Anyway, I would like the permanent option to watch credits. 

BEST JOKES

-“And they even let the birthday boy pilot the airplane! … There were no survivors.”

-“I don’t know any of my passwords! What’s my mother’s maiden name?”

-“The sock puppet players tribute to Ang Lee will continue after this.”

-“Feels like a cheat on the Z.”

-The order switch with the fly getting the pasta while the woman getting the garbage.

-“Cabracadabra”

-“I’m sorry are you ready for introductions? Or are you still processing the being-kidnapped-across-state-lines-of-it-all?”

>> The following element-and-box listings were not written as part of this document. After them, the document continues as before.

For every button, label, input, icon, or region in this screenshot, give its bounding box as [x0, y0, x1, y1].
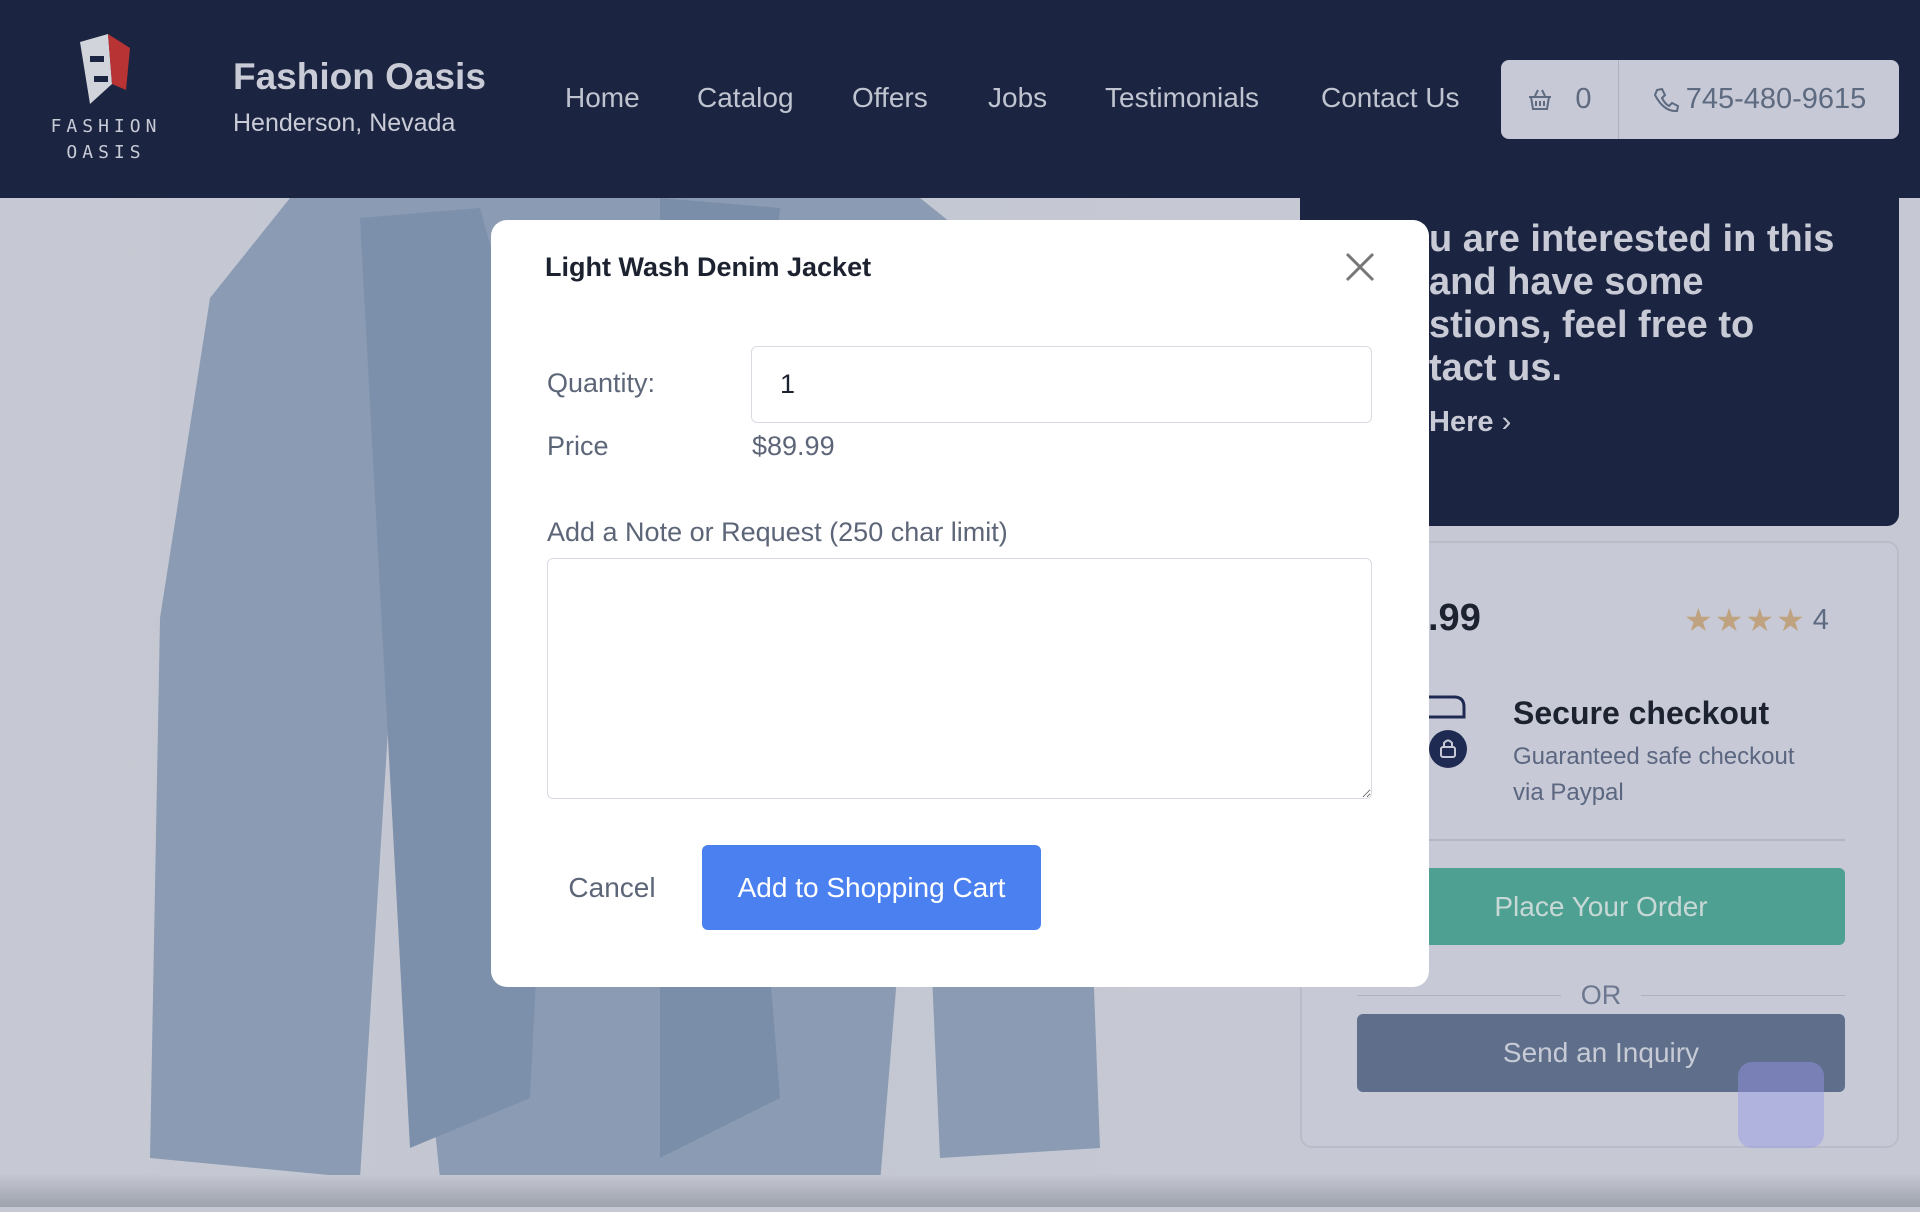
star-icon: ★	[1684, 602, 1715, 638]
or-separator: OR	[1357, 980, 1845, 1011]
cta-text-line: and have some	[1429, 261, 1704, 303]
brand-name[interactable]: Fashion Oasis	[233, 56, 486, 98]
price-value: $89.99	[752, 431, 835, 461]
note-label: Add a Note or Request (250 char limit)	[547, 517, 1008, 547]
phone-link[interactable]: 745-480-9615	[1619, 83, 1899, 116]
or-label: OR	[1580, 980, 1622, 1010]
secure-checkout-subtitle: Guaranteed safe checkout	[1513, 743, 1795, 770]
logo[interactable]: FASHION OASIS	[50, 34, 162, 164]
secure-lock-icon	[1428, 695, 1467, 768]
rating-value: 4	[1812, 603, 1829, 636]
nav-testimonials[interactable]: Testimonials	[1105, 82, 1259, 114]
cta-text-line: stions, feel free to	[1429, 304, 1755, 346]
place-order-button[interactable]: Place Your Order	[1357, 868, 1845, 945]
brand-location: Henderson, Nevada	[233, 109, 456, 137]
rating: ★★★★ 4	[1684, 601, 1829, 639]
contact-here-link[interactable]: Here ›	[1429, 406, 1511, 439]
link-label: Here	[1429, 406, 1494, 438]
nav-contact-us[interactable]: Contact Us	[1321, 82, 1460, 114]
star-icon: ★	[1776, 602, 1807, 638]
close-icon[interactable]	[1345, 252, 1375, 282]
page-bottom	[0, 1175, 1920, 1207]
logo-text: FASHION	[50, 116, 162, 137]
product-price: .99	[1428, 597, 1481, 639]
add-to-cart-button[interactable]: Add to Shopping Cart	[702, 845, 1041, 930]
nav-jobs[interactable]: Jobs	[988, 82, 1047, 114]
modal-title: Light Wash Denim Jacket	[545, 252, 872, 282]
note-textarea[interactable]	[547, 558, 1372, 799]
add-to-cart-modal: Light Wash Denim Jacket Quantity: Price …	[491, 220, 1429, 987]
rating-stars: ★★★★	[1684, 601, 1807, 639]
divider	[1422, 839, 1845, 841]
nav-catalog[interactable]: Catalog	[697, 82, 794, 114]
nav-offers[interactable]: Offers	[852, 82, 928, 114]
secure-checkout-title: Secure checkout	[1513, 695, 1770, 731]
cta-text-line: tact us.	[1429, 347, 1563, 389]
price-label: Price	[547, 431, 609, 461]
nav-home[interactable]: Home	[565, 82, 640, 114]
quantity-label: Quantity:	[547, 368, 656, 398]
secure-checkout-subtitle: via Paypal	[1513, 779, 1624, 806]
chevron-right-icon: ›	[1501, 406, 1512, 438]
phone-icon	[1653, 87, 1679, 112]
quantity-input[interactable]	[751, 346, 1372, 423]
cart-button[interactable]: 0	[1501, 83, 1618, 116]
site-header: FASHION OASIS Fashion Oasis Henderson, N…	[0, 0, 1920, 198]
phone-number: 745-480-9615	[1685, 83, 1867, 115]
cancel-button[interactable]: Cancel	[547, 845, 677, 930]
header-actions: 0 745-480-9615	[1501, 60, 1899, 139]
star-icon: ★	[1745, 602, 1777, 638]
basket-icon	[1529, 89, 1552, 110]
logo-mark-icon	[80, 34, 130, 104]
cta-text-line: u are interested in this	[1429, 218, 1835, 260]
star-icon: ★	[1714, 602, 1746, 638]
cart-count: 0	[1575, 83, 1592, 115]
logo-text: OASIS	[66, 142, 146, 163]
chat-widget-button[interactable]	[1738, 1062, 1824, 1148]
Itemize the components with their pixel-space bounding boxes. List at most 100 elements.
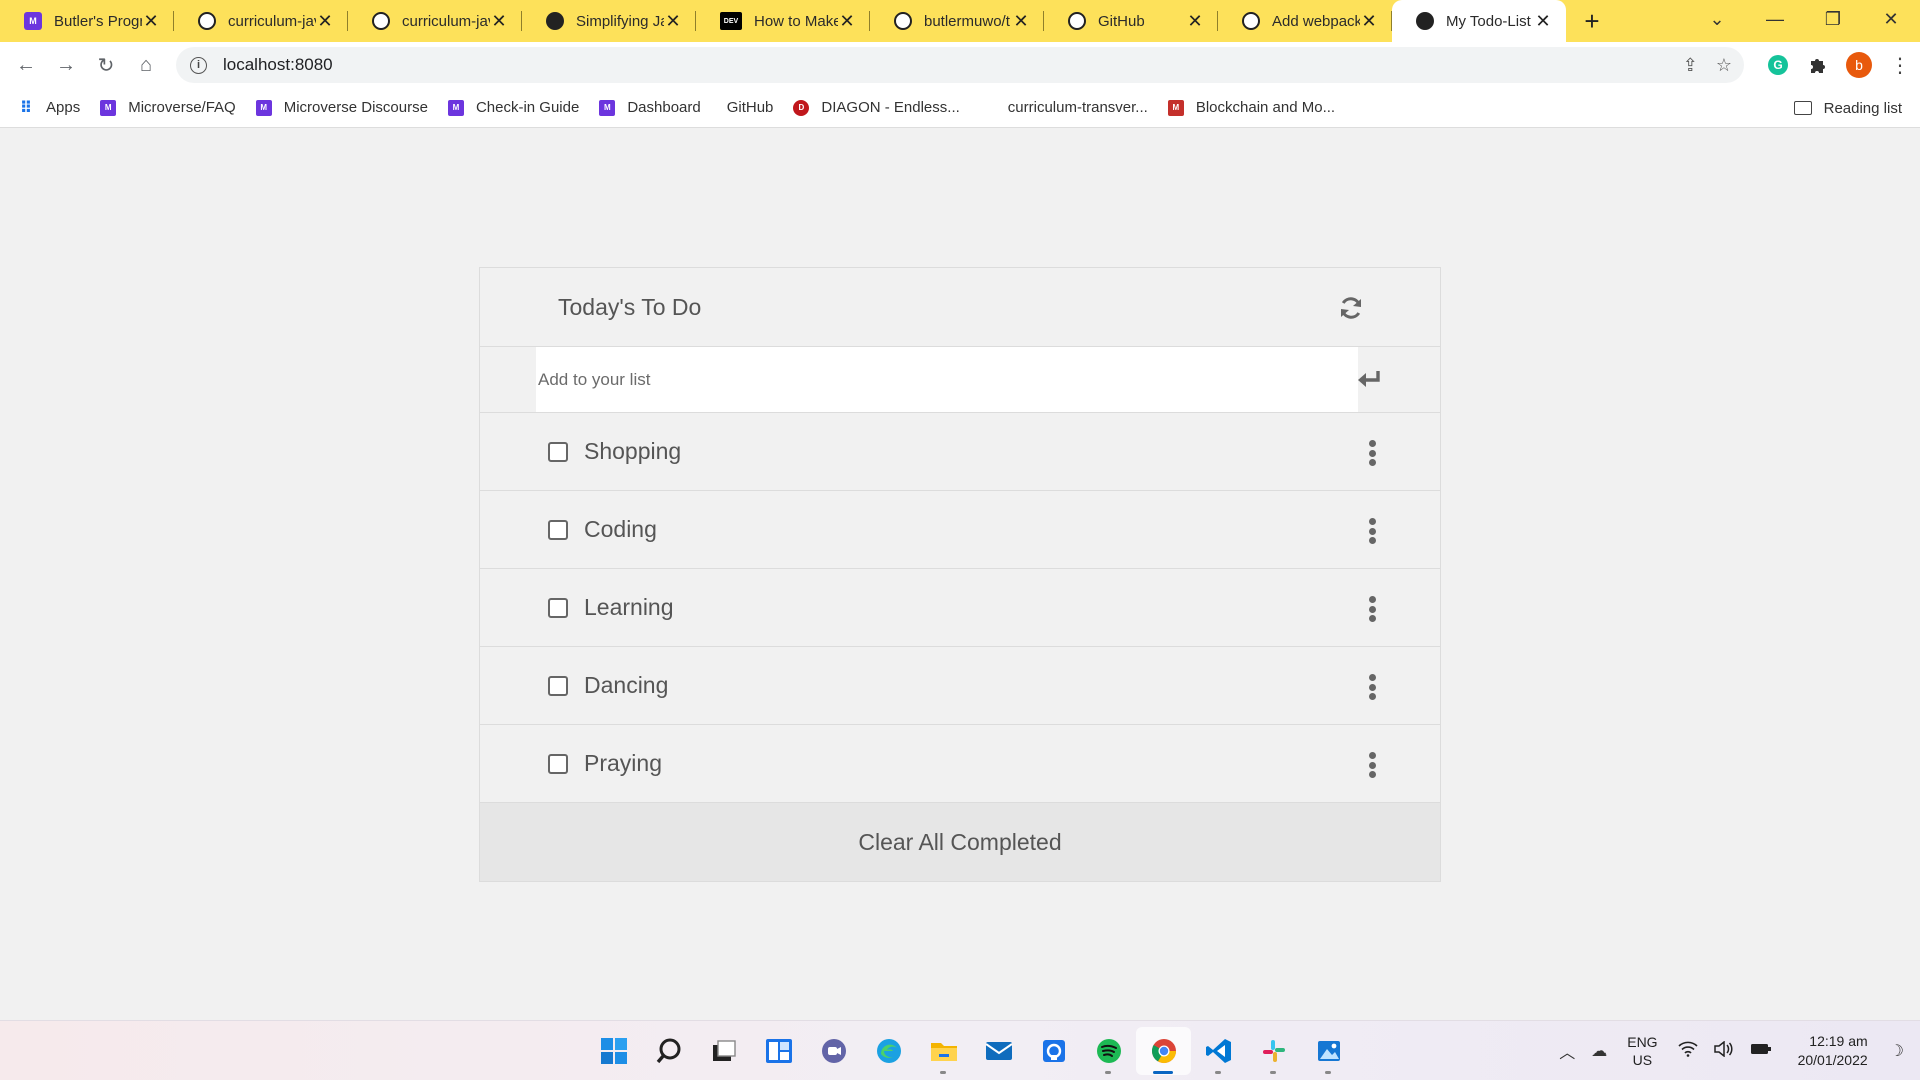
edge-icon[interactable] (861, 1027, 916, 1075)
reading-list-button[interactable]: Reading list (1793, 88, 1902, 128)
item-label[interactable]: Coding (584, 516, 657, 543)
restore-icon[interactable]: ❐ (1804, 0, 1862, 38)
widgets-icon[interactable] (751, 1027, 806, 1075)
spotify-icon[interactable] (1081, 1027, 1136, 1075)
todo-card: Today's To Do Shopping Coding (479, 267, 1441, 882)
todo-item[interactable]: Praying (480, 725, 1440, 803)
minimize-icon[interactable]: — (1746, 0, 1804, 38)
tab-butlers-progress[interactable]: M Butler's Progre ✕ (0, 0, 174, 42)
close-icon[interactable]: ✕ (490, 11, 508, 32)
close-icon[interactable]: ✕ (1360, 11, 1378, 32)
browser-menu-icon[interactable]: ⋮ (1880, 53, 1920, 78)
bookmark-blockchain[interactable]: M Blockchain and Mo... (1167, 99, 1335, 116)
todo-item[interactable]: Dancing (480, 647, 1440, 725)
volume-icon[interactable] (1713, 1039, 1734, 1062)
more-options-icon[interactable] (1368, 440, 1376, 466)
vscode-icon[interactable] (1191, 1027, 1246, 1075)
chrome-icon[interactable] (1136, 1027, 1191, 1075)
tab-curriculum-2[interactable]: curriculum-jav ✕ (348, 0, 522, 42)
item-checkbox[interactable] (548, 597, 568, 618)
item-checkbox[interactable] (548, 753, 568, 774)
item-label[interactable]: Praying (584, 750, 662, 777)
more-options-icon[interactable] (1368, 518, 1376, 544)
mail-icon[interactable] (971, 1027, 1026, 1075)
bookmarks-bar: ⠿ Apps M Microverse/FAQ M Microverse Dis… (0, 88, 1920, 128)
window-close-icon[interactable]: ✕ (1862, 0, 1920, 38)
site-info-icon[interactable]: i (190, 56, 207, 74)
add-item-row (480, 347, 1440, 413)
close-icon[interactable]: ✕ (1534, 11, 1552, 32)
extensions-puzzle-icon[interactable] (1798, 55, 1838, 75)
tab-butlermuwo[interactable]: butlermuwo/t ✕ (870, 0, 1044, 42)
clock[interactable]: 12:19 am 20/01/2022 (1798, 1032, 1868, 1070)
reading-list-label: Reading list (1823, 99, 1902, 117)
tab-my-todo-list[interactable]: My Todo-List ✕ (1392, 0, 1566, 42)
new-tab-button[interactable]: + (1572, 0, 1612, 42)
todo-item[interactable]: Learning (480, 569, 1440, 647)
todo-item[interactable]: Shopping (480, 413, 1440, 491)
item-label[interactable]: Shopping (584, 438, 681, 465)
task-view-icon[interactable] (696, 1027, 751, 1075)
close-icon[interactable]: ✕ (1012, 11, 1030, 32)
enter-icon[interactable] (1356, 367, 1382, 391)
github-icon (372, 12, 390, 30)
reload-icon[interactable]: ↻ (86, 47, 126, 83)
tab-github[interactable]: GitHub ✕ (1044, 0, 1218, 42)
photos-icon[interactable] (1301, 1027, 1356, 1075)
bookmark-curriculum-transversal[interactable]: curriculum-transver... (1008, 99, 1148, 116)
close-icon[interactable]: ✕ (838, 11, 856, 32)
more-options-icon[interactable] (1368, 674, 1376, 700)
slack-icon[interactable] (1246, 1027, 1301, 1075)
profile-avatar[interactable]: b (1846, 52, 1872, 78)
tab-simplifying[interactable]: Simplifying Ja ✕ (522, 0, 696, 42)
refresh-icon[interactable] (1338, 295, 1364, 321)
todo-item[interactable]: Coding (480, 491, 1440, 569)
more-options-icon[interactable] (1368, 596, 1376, 622)
bookmark-microverse-discourse[interactable]: M Microverse Discourse (255, 99, 428, 116)
bookmark-github[interactable]: GitHub (727, 99, 774, 116)
teams-chat-icon[interactable] (806, 1027, 861, 1075)
start-icon[interactable] (586, 1027, 641, 1075)
focus-assist-icon[interactable]: ☽ (1890, 1041, 1904, 1061)
tab-search-icon[interactable]: ⌄ (1688, 0, 1746, 38)
back-icon[interactable]: ← (6, 47, 46, 83)
url-text[interactable]: localhost:8080 (223, 55, 333, 75)
item-checkbox[interactable] (548, 519, 568, 540)
grammarly-icon[interactable]: G (1768, 55, 1788, 75)
close-icon[interactable]: ✕ (142, 11, 160, 32)
bookmark-apps[interactable]: ⠿ Apps (18, 99, 80, 117)
extensions-area: G b ⋮ (1758, 42, 1920, 88)
chevron-up-icon[interactable]: ︿ (1559, 1039, 1575, 1063)
tab-curriculum-1[interactable]: curriculum-jav ✕ (174, 0, 348, 42)
item-label[interactable]: Learning (584, 594, 674, 621)
tab-add-webpack[interactable]: Add webpack ✕ (1218, 0, 1392, 42)
home-icon[interactable]: ⌂ (126, 47, 166, 83)
search-icon[interactable] (641, 1027, 696, 1075)
language-line-1: ENG (1627, 1034, 1658, 1050)
item-checkbox[interactable] (548, 675, 568, 696)
close-icon[interactable]: ✕ (316, 11, 334, 32)
apps-grid-icon: ⠿ (19, 99, 33, 117)
address-bar[interactable]: i localhost:8080 ⇪ ☆ (176, 47, 1744, 83)
share-icon[interactable]: ⇪ (1683, 55, 1698, 76)
forward-icon[interactable]: → (46, 47, 86, 83)
bookmark-diagon[interactable]: D DIAGON - Endless... (793, 99, 960, 116)
close-icon[interactable]: ✕ (664, 11, 682, 32)
add-item-input[interactable] (536, 347, 1358, 412)
more-options-icon[interactable] (1368, 752, 1376, 778)
battery-icon[interactable] (1750, 1042, 1772, 1061)
bookmark-dashboard[interactable]: M Dashboard (599, 99, 701, 116)
language-indicator[interactable]: ENG US (1627, 1033, 1657, 1069)
tab-how-to-make[interactable]: DEV How to Make ✕ (696, 0, 870, 42)
bookmark-checkin-guide[interactable]: M Check-in Guide (447, 99, 579, 116)
item-checkbox[interactable] (548, 441, 568, 462)
bookmark-microverse-faq[interactable]: M Microverse/FAQ (100, 99, 236, 116)
bookmark-star-icon[interactable]: ☆ (1716, 55, 1732, 76)
onedrive-icon[interactable]: ☁ (1591, 1041, 1607, 1061)
close-icon[interactable]: ✕ (1186, 11, 1204, 32)
clear-completed-button[interactable]: Clear All Completed (480, 803, 1440, 881)
file-explorer-icon[interactable] (916, 1027, 971, 1075)
store-icon[interactable] (1026, 1027, 1081, 1075)
item-label[interactable]: Dancing (584, 672, 668, 699)
wifi-icon[interactable] (1678, 1041, 1698, 1062)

-“Perspicacious? I don’t know the meaning of the word!”

-“Wow, that was amazing!” / “No, that was logical and straightforward.”

-“I was being poetic and you ruined it!”

-Best Tongue Twister: N/A?

-This Week’s Mean Joke Target: Apparently Billy Bob Thornton doesn’t shower and / or makes for a lot of good puns about not showering?

-Best Bit Part Animal: Worm people in the puddle trying to get up.